Simon’s list of theatre conquests started with “Barefoot in the Park” in 1963. Two years later, he turned out “The Odd Couple,” which eventually evolved into both a movie (with Walter Matthau and Jack Lemmon) and television series (Jack Klugman and Tony Randall).
The ultimate perfect Simon storm on Broadway came in 1966 when four of his plays – “Sweet Charity,” “The Star Spangled Girl,” “Odd Couple” and “Barefoot in the Park” – were all playing in New York at the same time. He eventually weaved 34 plays and he has achieved the highest total of Oscar and Tony writing awards.
“California Suite” sits near the top of his parade of standouts.
The play, originally set in 1976, occurs in Suite 203-204 at the Plaza Suite in Los Angeles. The set includes a living room and bedroom. The two acts are broken down to two scenes each and feature the trials and tribulations of visitors from New York, Philadelphia, London and Chicago. As with most of Simon’s work, the four stories focus on realism, humor and seriousness. Punchlines are quick and daring, sometimes following moments of despair.

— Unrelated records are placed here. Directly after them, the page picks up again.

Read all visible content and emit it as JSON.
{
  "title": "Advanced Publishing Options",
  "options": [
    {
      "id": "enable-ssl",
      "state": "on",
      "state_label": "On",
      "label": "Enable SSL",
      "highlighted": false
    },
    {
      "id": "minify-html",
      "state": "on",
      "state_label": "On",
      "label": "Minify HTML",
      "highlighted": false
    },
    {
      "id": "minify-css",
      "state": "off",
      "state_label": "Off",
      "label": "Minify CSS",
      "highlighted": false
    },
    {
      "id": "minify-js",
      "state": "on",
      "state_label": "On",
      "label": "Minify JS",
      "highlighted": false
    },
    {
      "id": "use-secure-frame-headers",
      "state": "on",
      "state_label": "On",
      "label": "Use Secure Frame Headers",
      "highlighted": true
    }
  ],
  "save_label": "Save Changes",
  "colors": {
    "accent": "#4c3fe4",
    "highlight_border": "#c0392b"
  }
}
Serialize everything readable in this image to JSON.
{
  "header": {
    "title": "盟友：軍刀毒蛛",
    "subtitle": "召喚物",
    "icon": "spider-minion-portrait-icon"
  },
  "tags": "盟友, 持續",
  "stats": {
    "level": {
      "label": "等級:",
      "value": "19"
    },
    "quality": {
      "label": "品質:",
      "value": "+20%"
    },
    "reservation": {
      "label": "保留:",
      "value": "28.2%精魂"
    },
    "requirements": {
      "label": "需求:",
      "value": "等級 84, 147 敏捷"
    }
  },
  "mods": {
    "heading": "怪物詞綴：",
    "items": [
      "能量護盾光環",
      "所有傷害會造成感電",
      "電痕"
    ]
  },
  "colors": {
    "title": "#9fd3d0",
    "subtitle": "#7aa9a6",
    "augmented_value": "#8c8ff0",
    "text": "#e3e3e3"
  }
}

“Each character has something that is very unhappy for them,” said Crandall, who started in the theatre as an actress in 1976. “They are at a phase of life when everything is not good for them and we have to bring that out in each one.”
But Crandall promises the customer “to come prepared to laugh.”
Storylines included Marvin Michaels from Philadelphia, who fumbles through the awkwardness of finding a drunk and passed out prostitute (Bunny) in his bed as he awaits the arrival of his wife, Mllie; actress Diana Nichols of London, who is desperate to win an Academy Award as her husband, Sidney, fumbles through failure to cover up his sexual orientation; and the Chicago foursome of Stu and Greg Franklyn and Mort and Beth Hollander, who collided physically and mentally in a mixed doubles tennis match.
The suite’s first visitors are the separated New York couple Hannah and William Warren, who are going through a divorce and need to decide the future full-time home for their teenage daughter.
Actors in the movie included Jane Fonda, Alan Alda, Richard Pryor, Bill Cosby, Michael Caine, Maggie Smith and Matthau. Ironically, Smith won an Academy Award as Best Supporting Actress for her role as Diana.
Fonda, Caine et al may not be at the Mud Creek Barn in February, but Crandall expects top performances from her cast of local actors.
“The cast and support people have all been terrific,” said Crandall. “They will make it work. They will make it a special night.”